The choreography is always the same. As Kenya approaches election season, young men with nothing to lose begin congregating in bars across Eastlands, Kibera, and Mathare. They speak in hushed tones about "jobs" that pay Sh500 to Sh2,000 per day — more than many will see in legitimate work all month. The work? Disrupting opposition rallies, throwing stones, or ensuring certain ballot boxes never make it to counting centers.
This is Kenya's shadow economy of political violence, a lucrative ecosystem that thrives on our democratic processes while simultaneously undermining them. With youth unemployment sitting at a staggering 39% according to the Kenya National Bureau of Statistics, and 83% of young Kenyans engaged in informal employment, the math is brutally simple: desperation meets opportunity, and violence becomes a viable career path.
The funding structure is more sophisticated than most Kenyans realize. At the top sit politicians, businesspeople, and their proxies — the "owners" who rarely dirty their hands directly. Below them operates a network of middle managers: former councillors, party officials, and local strongmen who recruit and coordinate. At the bottom are the foot soldiers, predominantly young men aged 18-35 from informal settlements, paid per incident and disposable by design.
Consider the 2017 general elections. Human Rights Watch documented at least 92 deaths linked to electoral violence, with Kisumu, Migori, and parts of Nairobi bearing the heaviest burden. The violence wasn't random — it was strategically deployed in swing constituencies where relatively small disruptions could affect thousands of votes. A single disrupted polling station in Kibra or Mathare could influence 800-1,200 registered voters. The return on investment, for those willing to pay, was substantial.
The economics are revealing. During peak election periods, the daily wage for political goons can exceed what university graduates earn in formal employment. While a fresh graduate might struggle to find work paying Sh25,000 monthly, a young man willing to throw stones or intimidate voters can earn Sh5,000-10,000 per week during active campaign periods. This perverse incentive structure helps explain why electoral violence persists despite Kenya's growing economy and educated population.

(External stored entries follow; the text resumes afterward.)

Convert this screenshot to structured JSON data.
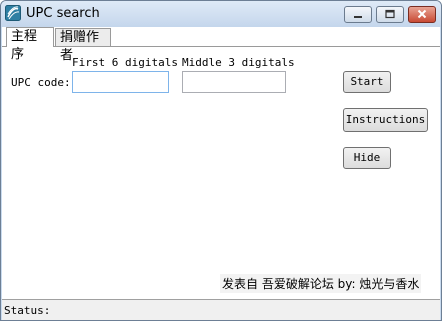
{
  "window": {
    "title": "UPC search",
    "icons": {
      "app": "app-icon",
      "minimize": "minimize-icon",
      "maximize": "maximize-icon",
      "close": "close-icon"
    }
  },
  "tabs": [
    {
      "label": "主程序",
      "active": true
    },
    {
      "label": "捐赠作者",
      "active": false
    }
  ],
  "form": {
    "upc_label": "UPC code:",
    "first_label": "First 6 digitals",
    "middle_label": "Middle 3 digitals",
    "first_value": "",
    "middle_value": ""
  },
  "buttons": {
    "start": "Start",
    "instructions": "Instructions",
    "hide": "Hide"
  },
  "footer": {
    "credit": "发表自 吾爱破解论坛 by: 烛光与香水"
  },
  "status": {
    "label": "Status:"
  },
  "colors": {
    "titlebar": "#c9dbef",
    "close_button": "#c94a34",
    "focus_border": "#7eb4ea"
  }
}
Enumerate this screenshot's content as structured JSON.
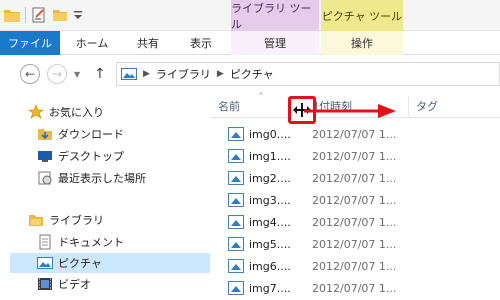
{
  "title_bar": {
    "context_tabs": [
      {
        "label": "ライブラリ ツール"
      },
      {
        "label": "ピクチャ ツール"
      }
    ]
  },
  "ribbon": {
    "tabs": [
      {
        "label": "ファイル",
        "active": true
      },
      {
        "label": "ホーム"
      },
      {
        "label": "共有"
      },
      {
        "label": "表示"
      },
      {
        "label": "管理"
      },
      {
        "label": "操作"
      }
    ]
  },
  "address_bar": {
    "breadcrumbs": [
      "ライブラリ",
      "ピクチャ"
    ]
  },
  "nav_pane": {
    "items": [
      {
        "label": "お気に入り",
        "icon": "star-icon"
      },
      {
        "label": "ダウンロード",
        "icon": "downloads-folder-icon"
      },
      {
        "label": "デスクトップ",
        "icon": "desktop-icon"
      },
      {
        "label": "最近表示した場所",
        "icon": "recent-places-icon"
      },
      {
        "label": "ライブラリ",
        "icon": "library-icon"
      },
      {
        "label": "ドキュメント",
        "icon": "documents-icon"
      },
      {
        "label": "ピクチャ",
        "icon": "pictures-icon",
        "selected": true
      },
      {
        "label": "ビデオ",
        "icon": "videos-icon"
      }
    ]
  },
  "file_list": {
    "columns": {
      "name": "名前",
      "date": "日付時刻",
      "tag": "タグ"
    },
    "files": [
      {
        "name": "img0....",
        "date": "2012/07/07 1..."
      },
      {
        "name": "img1....",
        "date": "2012/07/07 1..."
      },
      {
        "name": "img2....",
        "date": "2012/07/07 1..."
      },
      {
        "name": "img3....",
        "date": "2012/07/07 1..."
      },
      {
        "name": "img4....",
        "date": "2012/07/07 1..."
      },
      {
        "name": "img5....",
        "date": "2012/07/07 1..."
      },
      {
        "name": "img6....",
        "date": "2012/07/07 1..."
      },
      {
        "name": "img7....",
        "date": "2012/07/07 1..."
      }
    ]
  },
  "colors": {
    "file_tab": "#1979ca",
    "library_tools": "#e6ccec",
    "picture_tools": "#efe98d",
    "selection": "#cce8ff",
    "annotation": "#e2111c"
  }
}
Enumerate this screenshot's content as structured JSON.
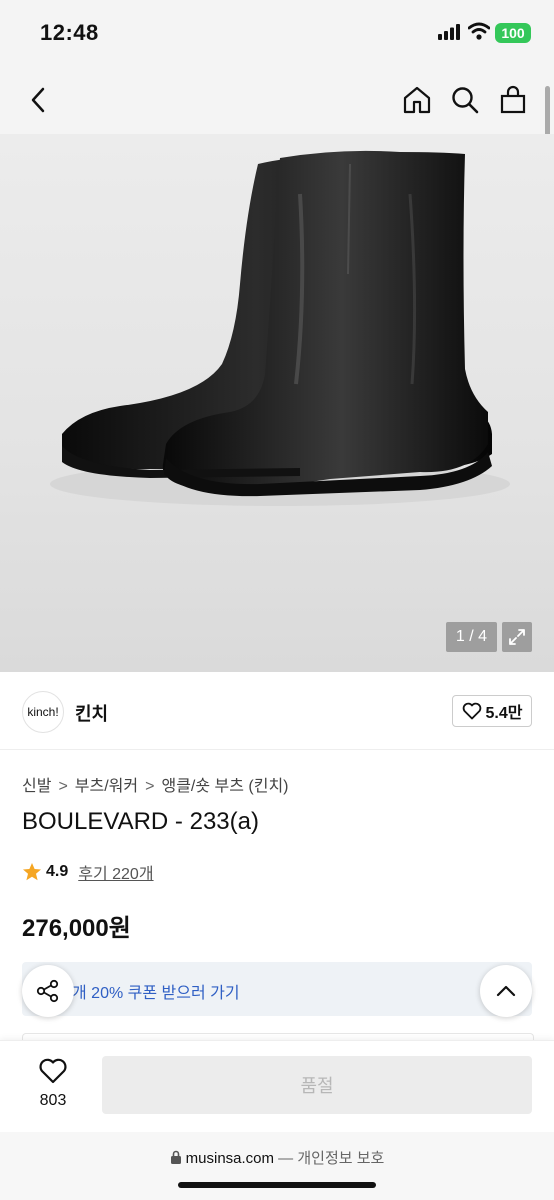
{
  "status": {
    "time": "12:48",
    "battery": "100"
  },
  "nav": {
    "back": "back-icon",
    "home": "home-icon",
    "search": "search-icon",
    "bag": "bag-icon"
  },
  "gallery": {
    "pager": "1 / 4"
  },
  "brand": {
    "logo_text": "kinch!",
    "name": "킨치",
    "likes": "5.4만"
  },
  "breadcrumb": [
    "신발",
    "부츠/워커",
    "앵클/숏 부츠 (킨치)"
  ],
  "product": {
    "title": "BOULEVARD - 233(a)",
    "rating": "4.9",
    "reviews": "후기 220개",
    "price": "276,000원",
    "coupon": "개 20% 쿠폰 받으러 가기"
  },
  "bottom": {
    "likes_count": "803",
    "buy_label": "품절"
  },
  "browser": {
    "domain": "musinsa.com",
    "privacy": " — 개인정보 보호"
  },
  "colors": {
    "coupon_text": "#2f5fc4",
    "battery": "#34c759",
    "star": "#f5a623"
  }
}
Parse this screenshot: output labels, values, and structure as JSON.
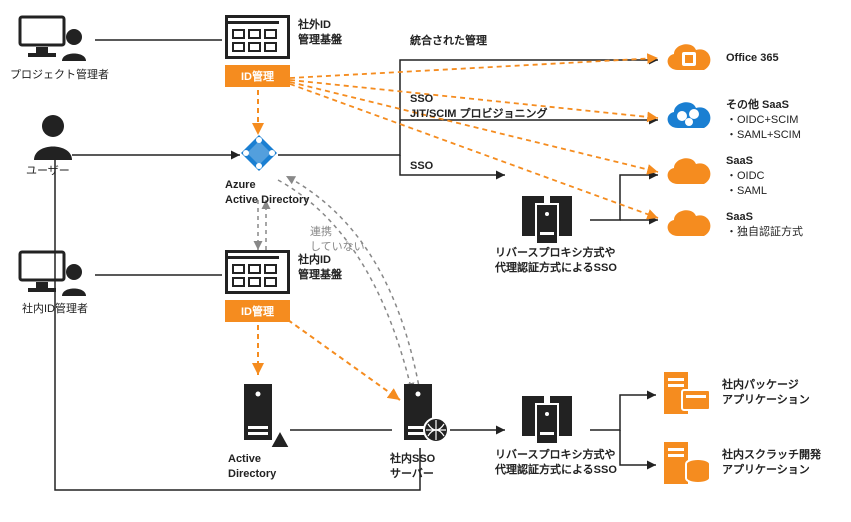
{
  "actors": {
    "project_manager": "プロジェクト管理者",
    "user": "ユーザー",
    "internal_admin": "社内ID管理者"
  },
  "panels": {
    "external": {
      "title_l1": "社外ID",
      "title_l2": "管理基盤",
      "button": "ID管理"
    },
    "internal": {
      "title_l1": "社内ID",
      "title_l2": "管理基盤",
      "button": "ID管理"
    }
  },
  "aad": {
    "name_l1": "Azure",
    "name_l2": "Active Directory"
  },
  "ad": {
    "name_l1": "Active",
    "name_l2": "Directory"
  },
  "sso_server": {
    "name_l1": "社内SSO",
    "name_l2": "サーバー"
  },
  "proxy_top": {
    "name_l1": "リバースプロキシ方式や",
    "name_l2": "代理認証方式によるSSO"
  },
  "proxy_bottom": {
    "name_l1": "リバースプロキシ方式や",
    "name_l2": "代理認証方式によるSSO"
  },
  "link_note": {
    "l1": "連携",
    "l2": "していない"
  },
  "edges": {
    "integrated_mgmt": "統合された管理",
    "sso": "SSO",
    "jit_scim": "JIT/SCIM プロビジョニング"
  },
  "clouds": {
    "office365": {
      "title": "Office 365",
      "sub": []
    },
    "other_saas": {
      "title": "その他 SaaS",
      "sub": [
        "・OIDC+SCIM",
        "・SAML+SCIM"
      ]
    },
    "saas_oidc_saml": {
      "title": "SaaS",
      "sub": [
        "・OIDC",
        "・SAML"
      ]
    },
    "saas_custom": {
      "title": "SaaS",
      "sub": [
        "・独自認証方式"
      ]
    }
  },
  "onprem_apps": {
    "package": {
      "l1": "社内パッケージ",
      "l2": "アプリケーション"
    },
    "scratch": {
      "l1": "社内スクラッチ開発",
      "l2": "アプリケーション"
    }
  },
  "colors": {
    "orange": "#F58C1F",
    "blue": "#1A7FD2",
    "dark": "#222222",
    "gray": "#888888"
  }
}
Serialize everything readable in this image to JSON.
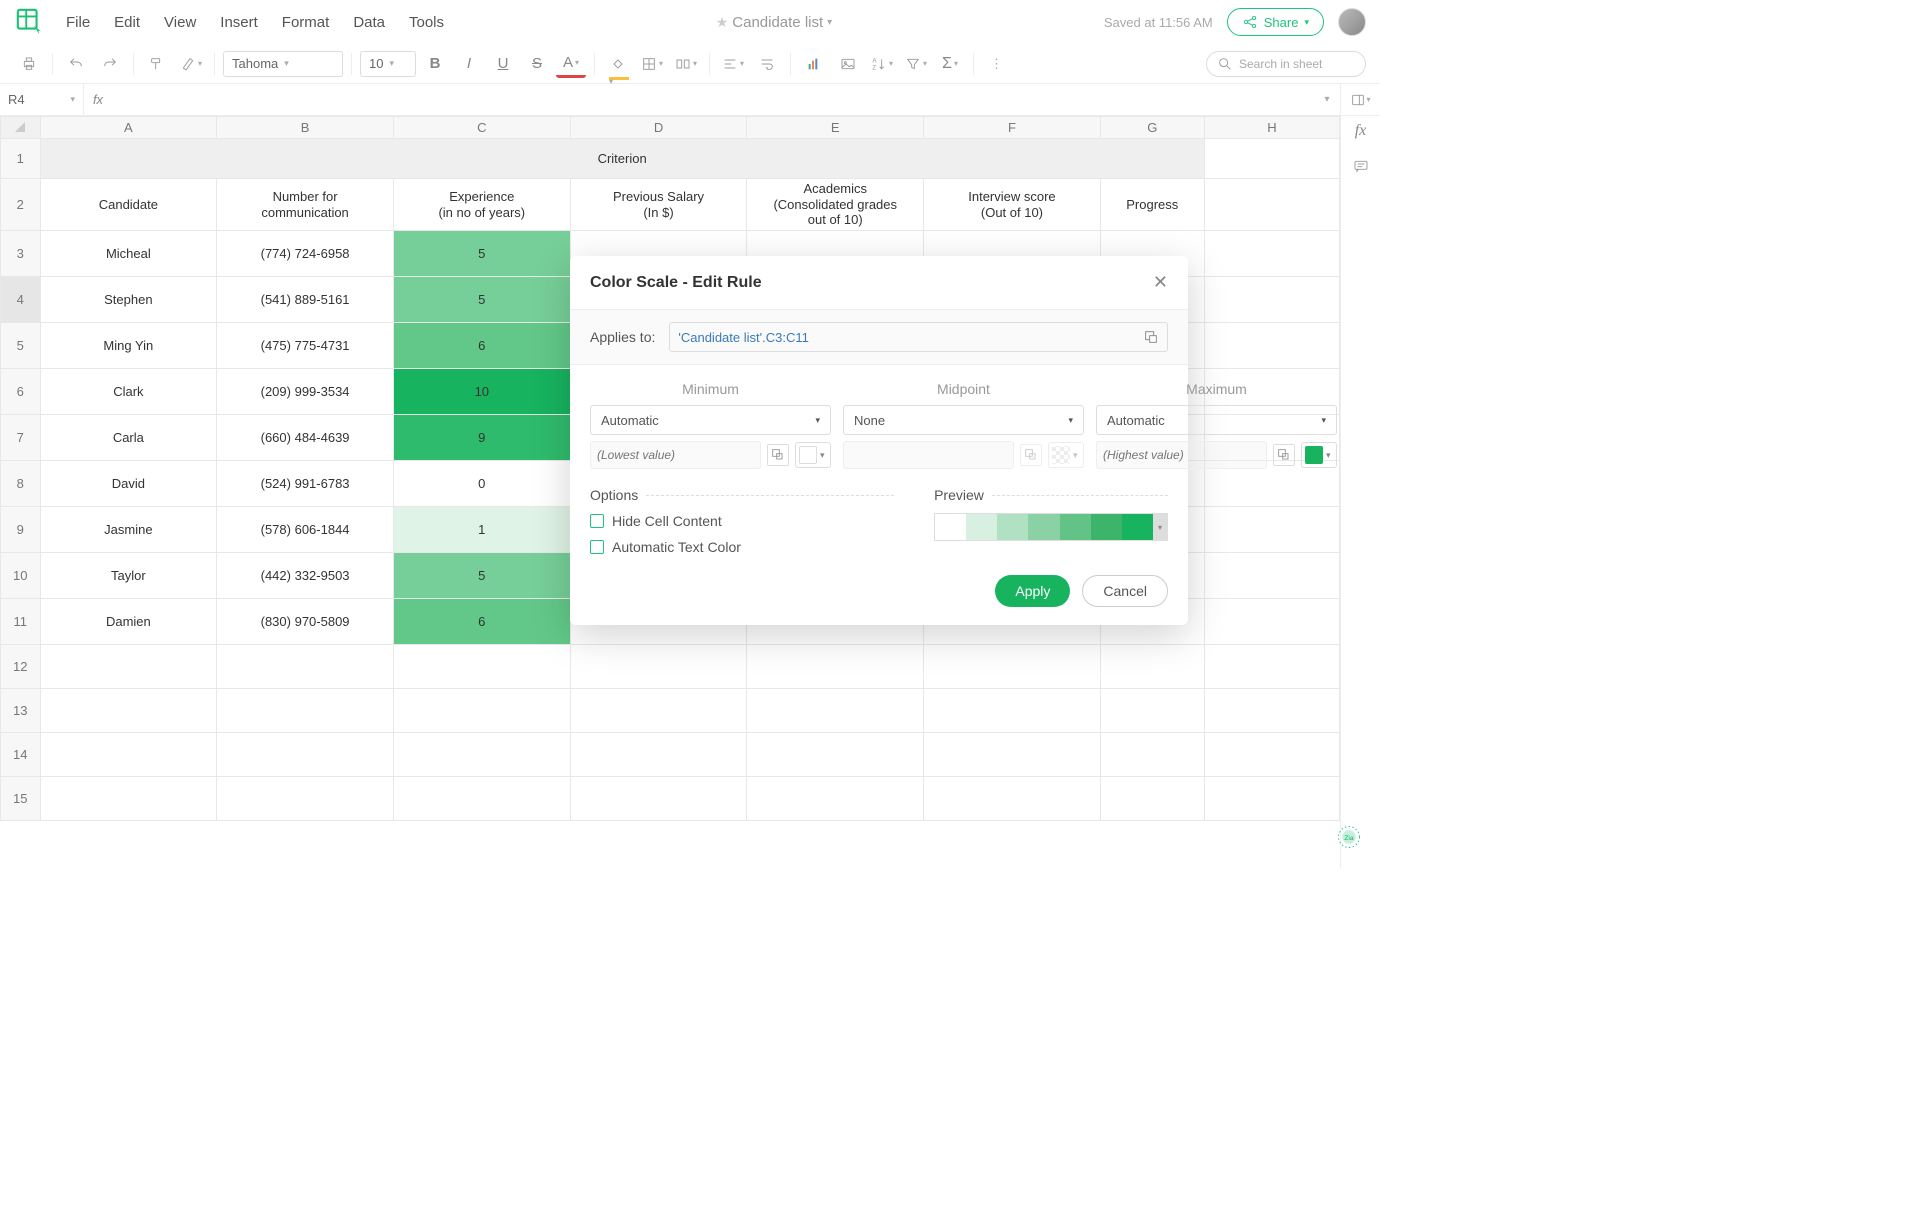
{
  "app": {
    "title": "Candidate list",
    "saved_status": "Saved at 11:56 AM",
    "share_label": "Share"
  },
  "menu": [
    "File",
    "Edit",
    "View",
    "Insert",
    "Format",
    "Data",
    "Tools"
  ],
  "toolbar": {
    "font_family": "Tahoma",
    "font_size": "10",
    "search_placeholder": "Search in sheet"
  },
  "name_box": "R4",
  "formula": "",
  "columns": [
    "A",
    "B",
    "C",
    "D",
    "E",
    "F",
    "G",
    "H"
  ],
  "row_numbers": [
    "1",
    "2",
    "3",
    "4",
    "5",
    "6",
    "7",
    "8",
    "9",
    "10",
    "11",
    "12",
    "13",
    "14",
    "15"
  ],
  "sheet": {
    "title": "Criterion",
    "headers": {
      "candidate": "Candidate",
      "number": "Number for\ncommunication",
      "experience": "Experience\n(in no of years)",
      "salary": "Previous Salary\n(In $)",
      "academics": "Academics\n(Consolidated grades\nout of 10)",
      "interview": "Interview score\n(Out of 10)",
      "progress": "Progress"
    },
    "rows": [
      {
        "candidate": "Micheal",
        "number": "(774) 724-6958",
        "exp": "5",
        "bg": "#76cf98"
      },
      {
        "candidate": "Stephen",
        "number": "(541) 889-5161",
        "exp": "5",
        "bg": "#76cf98"
      },
      {
        "candidate": "Ming Yin",
        "number": "(475) 775-4731",
        "exp": "6",
        "bg": "#62c889"
      },
      {
        "candidate": "Clark",
        "number": "(209) 999-3534",
        "exp": "10",
        "bg": "#17b35f"
      },
      {
        "candidate": "Carla",
        "number": "(660) 484-4639",
        "exp": "9",
        "bg": "#2fbb6d"
      },
      {
        "candidate": "David",
        "number": "(524) 991-6783",
        "exp": "0",
        "bg": "#ffffff"
      },
      {
        "candidate": "Jasmine",
        "number": "(578) 606-1844",
        "exp": "1",
        "bg": "#e0f3e7"
      },
      {
        "candidate": "Taylor",
        "number": "(442) 332-9503",
        "exp": "5",
        "bg": "#76cf98"
      },
      {
        "candidate": "Damien",
        "number": "(830) 970-5809",
        "exp": "6",
        "bg": "#62c889"
      }
    ]
  },
  "dialog": {
    "title": "Color Scale - Edit Rule",
    "applies_label": "Applies to:",
    "applies_value": "'Candidate list'.C3:C11",
    "min_label": "Minimum",
    "mid_label": "Midpoint",
    "max_label": "Maximum",
    "min_type": "Automatic",
    "mid_type": "None",
    "max_type": "Automatic",
    "min_placeholder": "(Lowest value)",
    "max_placeholder": "(Highest value)",
    "options_label": "Options",
    "hide_label": "Hide Cell Content",
    "auto_text_label": "Automatic Text Color",
    "preview_label": "Preview",
    "preview_colors": [
      "#ffffff",
      "#d8f0e1",
      "#b1e1c3",
      "#8ad2a5",
      "#63c387",
      "#3cb469",
      "#17b35f"
    ],
    "apply": "Apply",
    "cancel": "Cancel"
  }
}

But who really benefits? Follow the money, and you'll find the same names appearing across multiple election cycles. Wealthy politicians use violence as insurance — disrupting areas where they expect to lose while ensuring their strongholds remain "peaceful." Construction moguls and import barons fund chaos in constituencies where unfriendly politicians might threaten their government contracts. The violence isn't ideological; it's transactional.
The geographic patterns tell the story. Violence rarely erupts in Karen, Muthaiga, or Runda — areas where the political and economic elite live. Instead, it concentrates in places like Kondele, Kawangware, and Majengo, where poverty provides both motivation and cover. The victims and perpetrators often come from the same communities, turning neighbor against neighbor while the puppet masters remain safely removed.
Kenya's institutions have proven inadequately equipped to break this cycle. The National Cohesion and Integration Commission has prosecuted high-profile cases, but conviction rates remain low. The Witness Protection Act exists on paper, but witnesses still disappear or recant testimonies. Most tellingly, the same faces appear in different political camps across election cycles, suggesting the violence-for-hire industry operates independently of genuine political conviction.
The 2022 elections showed both progress and persistent challenges. Overall fatalities decreased significantly compared to 2017, but isolated incidents in Kisumu, Embakasi East, and several Coast constituencies revealed the infrastructure of violence remains intact, merely dormant between electoral cycles.
Breaking this ecosystem requires attacking its economic foundations. First, aggressive prosecution of funders, not just foot soldiers. The Proceeds of Crime and Anti-Money Laundering Act provides tools that remain underutilized. Second, targeted youth employment programs in violence-prone constituencies during election periods. Third, campaign finance transparency that makes it harder to move large sums without scrutiny.
Most crucially, Kenyan voters must recognize their own power to make violence unprofitable. Politicians fund goons because they believe violence wins elections. The moment voters consistently punish violent politicians at the ballot box, the entire ecosystem collapses.
Democracy cannot coexist indefinitely with organized political violence. Every Kenyan who benefits from this system — from the financiers to the foot soldiers — must understand that they are slowly strangling the very institutions that offer our only path to genuine prosperity.
The choice is ours. We can continue subsidizing chaos, or we can make peace profitable.